Jennifer's schedule in London was eye-opening, back-to-back meetings; I realised she is as meticulous and hardworking at the business side of publishing as she is in her editing role, and all achieved with distinct intelligence and charm. Stephanie, too, packs a lot in when she comes over - she arrived from seeing another of her UK authors in Oxford, and it's all down to her laser-sharp advice, loyalty and professionalism that I am where I am. She and Araminta - tough and funny and brilliant at spotting new trends - have been friends for a long time, and it couldn't have worked out better for me when they decided to join forces to co-agent my books. 
 
It really was a lunch to remember, not just because it was such a treat, but because it was quite something to have all of us there together. We talked a little about my idea for a new novel, and it was good to be able to try out a few ideas (they are only ideas so far) face to face. But best of all, it was a chance for me to say thank you.

Afterwards, I popped into the National Gallery to look for the Velasquez paintings given to the nation by Sir John Hookham Frere, a distant ancestor of my husband's whose portrait hangs in our sitting room. The information surfaced in a book trail I've been following through the British bohemians and Bloomsberries. The Velasquez works in question, including St John the Evangelist at Patmos, seem not to be currently on display, but there was no chance of being unable to see the other item on my agenda: the Boris Anrep mosaics in the floor of the entrance staircase landings.

 
Created between 1926 and 1952, the mosaics depict figures of the day - from Churchill to Virginia Woolf, Bertrand Russell to Edith Sitwell - in evocative greens, greys and browns, with a lively dose of humour. Russian émigré Anrep's great friend Augustus John is depicted as Neptune offering Alice in Wonderland gifts from the sea. The Hollywood film star Loretta Young fills a loving cup with red and white wine to symbolise British and American friendship.
 
I'd been reading about Anrep in Virginia Nicholson's Among the Bohemians, which does a good job of putting famous names into social context. It prompted me to look again at a book already on my shelves, Sybille Bedford's Jigsaw, a novel in which her memories of Sanary-sur-Mer in the late 1920s and '30s are only thinly disguised.
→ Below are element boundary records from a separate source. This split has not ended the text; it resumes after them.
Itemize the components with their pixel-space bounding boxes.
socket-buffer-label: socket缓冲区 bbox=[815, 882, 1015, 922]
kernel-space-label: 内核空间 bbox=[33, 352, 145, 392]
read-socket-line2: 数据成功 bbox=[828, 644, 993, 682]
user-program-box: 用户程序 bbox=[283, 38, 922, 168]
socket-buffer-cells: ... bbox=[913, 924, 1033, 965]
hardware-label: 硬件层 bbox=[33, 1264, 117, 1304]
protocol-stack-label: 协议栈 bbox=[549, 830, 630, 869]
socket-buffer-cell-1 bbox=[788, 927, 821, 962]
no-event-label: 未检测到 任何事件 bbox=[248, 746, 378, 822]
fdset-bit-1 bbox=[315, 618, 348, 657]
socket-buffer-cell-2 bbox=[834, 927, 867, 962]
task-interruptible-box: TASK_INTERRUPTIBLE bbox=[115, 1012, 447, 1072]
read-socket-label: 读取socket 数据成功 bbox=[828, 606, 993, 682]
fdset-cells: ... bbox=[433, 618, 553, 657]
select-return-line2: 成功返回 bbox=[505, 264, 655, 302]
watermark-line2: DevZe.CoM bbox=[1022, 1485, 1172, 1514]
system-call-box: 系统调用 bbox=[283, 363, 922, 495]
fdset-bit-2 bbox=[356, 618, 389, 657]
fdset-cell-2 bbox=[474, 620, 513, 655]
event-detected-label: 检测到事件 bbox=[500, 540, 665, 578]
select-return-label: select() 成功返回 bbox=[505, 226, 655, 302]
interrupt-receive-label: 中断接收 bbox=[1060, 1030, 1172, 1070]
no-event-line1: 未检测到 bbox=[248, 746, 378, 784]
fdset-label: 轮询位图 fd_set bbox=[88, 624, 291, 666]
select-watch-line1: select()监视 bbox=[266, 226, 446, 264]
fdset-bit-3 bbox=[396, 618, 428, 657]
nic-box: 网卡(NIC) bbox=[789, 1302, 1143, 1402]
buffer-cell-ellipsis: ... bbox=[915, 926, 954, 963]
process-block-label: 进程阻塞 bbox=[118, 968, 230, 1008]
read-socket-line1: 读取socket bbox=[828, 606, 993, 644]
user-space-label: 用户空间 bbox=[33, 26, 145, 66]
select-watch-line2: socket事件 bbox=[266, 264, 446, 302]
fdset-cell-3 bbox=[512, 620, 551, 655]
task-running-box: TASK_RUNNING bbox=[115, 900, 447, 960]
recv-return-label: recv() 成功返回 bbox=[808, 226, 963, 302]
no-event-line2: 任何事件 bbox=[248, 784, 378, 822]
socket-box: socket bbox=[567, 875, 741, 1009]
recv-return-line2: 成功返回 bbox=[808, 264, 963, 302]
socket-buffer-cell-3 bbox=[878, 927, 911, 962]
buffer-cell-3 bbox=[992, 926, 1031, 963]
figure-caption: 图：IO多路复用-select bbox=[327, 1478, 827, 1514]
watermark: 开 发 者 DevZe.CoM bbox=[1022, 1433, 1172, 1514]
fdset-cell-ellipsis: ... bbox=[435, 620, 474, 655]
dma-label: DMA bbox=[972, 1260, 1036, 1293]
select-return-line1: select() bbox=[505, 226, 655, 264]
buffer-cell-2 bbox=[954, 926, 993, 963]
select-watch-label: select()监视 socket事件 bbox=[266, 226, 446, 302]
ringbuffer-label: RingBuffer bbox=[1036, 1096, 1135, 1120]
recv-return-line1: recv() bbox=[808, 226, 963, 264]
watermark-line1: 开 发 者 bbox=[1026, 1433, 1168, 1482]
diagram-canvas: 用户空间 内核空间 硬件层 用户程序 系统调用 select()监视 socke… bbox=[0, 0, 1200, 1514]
Then on to Julia, A Portrait of Julia Strachey by Herself and Frances Partridge, which is choc-full of incisive and poignant detail.
 
A tenuous family link here: husband's "Granny", universally loved for her great charm by young and old (she lived to a grand old age, and I was privileged to be invited to many an open house in Somerset), was a cousin of both the redoubtable biographer and Bloomsbury member Lytton Strachey, and of the artist Duncan Grant, lover of Vanessa Bell, sister of Virginia Woolf, etc, etc. Among the photographs in Julia is one of Julia Strachey aged ten, which bears a startling likeness to both husband as a child and our daughter. (Those genes must be super-strength...)
 

Finally, a most fruitful visit to my friend Sophie's new boutique in Sevenoaks, Kent - The Clever Dresser (she is, very - and what's more, she can make you one too). This rambling blog post, you see, was begun in order to explain why I haven't been doing much blogging lately... Excuses, excuses, and none would be complete with the biggest excuse of them all, the writing notebook which has been simmering along nicely.